Mayor Bill de Blasio delivered his State of the City address last night at the Apollo Theater, the iconic landmark that is perhaps the most revered and recognizable venue in Harlem. It provided a fitting backdrop for a mayor who was elected with the overwhelming support of the city’s black and brown residents – the very folks he is counting on to support him as he makes his case for re-election in the weeks and months to come.
In 2014, the mayor launched an ambitious housing initiative to build and preserve 200,000 affordable units over the next decade. Three years later, the fears of gentrification and displacement are as acute as they ever were in places such as Central and East Harlem, Crown Heights, Bushwick, Washington Heights, Astoria and Inwood and other communities. As the mayor put it, New York City faces an “affordability crisis that threatens the very soul of the city.” New Yorkers are counting on him to do all he can to address this crisis. Creating and maintaining affordable apartments is just part of the picture.
The mayor knows this. In his speech he also noted that he would focus on creating more well-paid jobs, expand a program to effectively provide right to counsel to low-income New Yorkers facing eviction in Housing Court, and dedicate more housing to families with incomes below $40,000 a year. These are tremendous actions, and if effectuated stand to make a real difference in the lives of people who would otherwise face displacement.
But there is still too much of a disparity ($10 billion versus $1.3 billion) between what the City spends to build and preserve “affordable housing” (much of which is not actually affordable to low-income New Yorkers) and its parallel investment in preserving existing public housing, which is the primary source of housing for the city’s lowest income residents.
The mayor must also acknowledge that the crisis of affordability is by no means limited to housing.
Transit affordability is critical too. Between 2007 and 2015 subway and bus fares rose 45 percent, six times faster than average salaries in New York City. Affordable public transit is key to survival in a city that is already expensive to live and work in. If low-income New Yorkers cannot get to work because the cost of taking the bus or subway is moving beyond their reach, they certainly won’t have the means to pay their rent. One in four low-income New Yorkers find themselves regularly unable to afford the cost of public transit at current prices. And next month, the cost of a monthly MetroCard will rise to $121.

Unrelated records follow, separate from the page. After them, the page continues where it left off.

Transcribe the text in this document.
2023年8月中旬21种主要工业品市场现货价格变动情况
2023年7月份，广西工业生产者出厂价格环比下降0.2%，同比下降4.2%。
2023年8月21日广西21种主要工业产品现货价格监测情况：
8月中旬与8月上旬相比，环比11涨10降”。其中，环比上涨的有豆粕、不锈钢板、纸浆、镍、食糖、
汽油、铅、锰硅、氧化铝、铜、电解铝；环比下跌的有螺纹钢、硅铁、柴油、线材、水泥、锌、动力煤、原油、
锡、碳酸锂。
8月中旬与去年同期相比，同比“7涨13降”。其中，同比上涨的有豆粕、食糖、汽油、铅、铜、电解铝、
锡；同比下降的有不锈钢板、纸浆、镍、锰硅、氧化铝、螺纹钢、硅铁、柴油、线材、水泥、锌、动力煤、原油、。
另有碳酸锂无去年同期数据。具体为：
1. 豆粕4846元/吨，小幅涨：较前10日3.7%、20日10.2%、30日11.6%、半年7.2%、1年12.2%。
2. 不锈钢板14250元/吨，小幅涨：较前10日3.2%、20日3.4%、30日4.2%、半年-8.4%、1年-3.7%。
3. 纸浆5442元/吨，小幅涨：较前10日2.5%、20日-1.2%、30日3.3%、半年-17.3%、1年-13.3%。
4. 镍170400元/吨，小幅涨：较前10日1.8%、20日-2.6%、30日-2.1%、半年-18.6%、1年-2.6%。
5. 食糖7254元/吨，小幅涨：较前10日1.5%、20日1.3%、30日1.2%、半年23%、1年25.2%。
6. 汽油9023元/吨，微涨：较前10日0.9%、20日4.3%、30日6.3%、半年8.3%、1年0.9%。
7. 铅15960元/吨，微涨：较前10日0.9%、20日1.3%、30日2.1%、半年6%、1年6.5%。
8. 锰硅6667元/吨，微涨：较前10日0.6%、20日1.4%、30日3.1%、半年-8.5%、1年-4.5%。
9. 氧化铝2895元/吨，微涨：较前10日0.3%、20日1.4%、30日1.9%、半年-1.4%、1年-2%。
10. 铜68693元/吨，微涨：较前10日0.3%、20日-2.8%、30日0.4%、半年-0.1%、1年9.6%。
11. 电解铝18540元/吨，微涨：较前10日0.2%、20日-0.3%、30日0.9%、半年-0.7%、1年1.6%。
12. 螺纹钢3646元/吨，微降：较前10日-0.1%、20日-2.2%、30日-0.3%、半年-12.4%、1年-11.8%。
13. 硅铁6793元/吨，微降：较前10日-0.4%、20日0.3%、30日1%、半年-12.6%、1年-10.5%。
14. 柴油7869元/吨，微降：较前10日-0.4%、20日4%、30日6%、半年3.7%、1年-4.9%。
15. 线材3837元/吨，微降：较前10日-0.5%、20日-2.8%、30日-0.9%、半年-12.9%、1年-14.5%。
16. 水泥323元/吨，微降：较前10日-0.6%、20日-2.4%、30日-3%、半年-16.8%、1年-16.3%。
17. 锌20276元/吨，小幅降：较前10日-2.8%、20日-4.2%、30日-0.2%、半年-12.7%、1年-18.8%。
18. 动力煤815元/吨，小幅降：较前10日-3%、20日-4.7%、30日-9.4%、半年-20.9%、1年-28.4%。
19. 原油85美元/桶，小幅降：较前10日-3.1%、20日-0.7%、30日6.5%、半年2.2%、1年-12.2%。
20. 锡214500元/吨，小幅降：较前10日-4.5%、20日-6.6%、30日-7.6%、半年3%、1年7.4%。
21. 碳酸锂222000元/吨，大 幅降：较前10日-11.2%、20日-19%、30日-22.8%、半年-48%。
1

The Mayor and his administration argue that the operation of the buses and subways is a state matter. True. But the Mayor represents all New York City residents, and right now a lot of the poorest ones are waiting for him to take up transit affordability with the same fervor as he did Paid Sick Days and Universal Pre-K.
Adding a provision to his FY2018 executive budget for half-priced bus and subway fares for working-age New Yorkers with incomes at or below the federal poverty level is within the Mayor’s authority. At a cost of $200 million dollars, it will not break the $85 billion municipal budget. And the savings the working poor will derive from this measure will go right back into their pockets helping them pay for rent, food and other necessities.
Reduced price MetroCards for our lowest income residents makes sense economically and pragmatically. Other cities have done it. Before this budget season comes to an end, we ask that the Mayor reconsider his position, and embrace the provision of half-priced fares for those in true need as a policy befitting the progressive city he leads.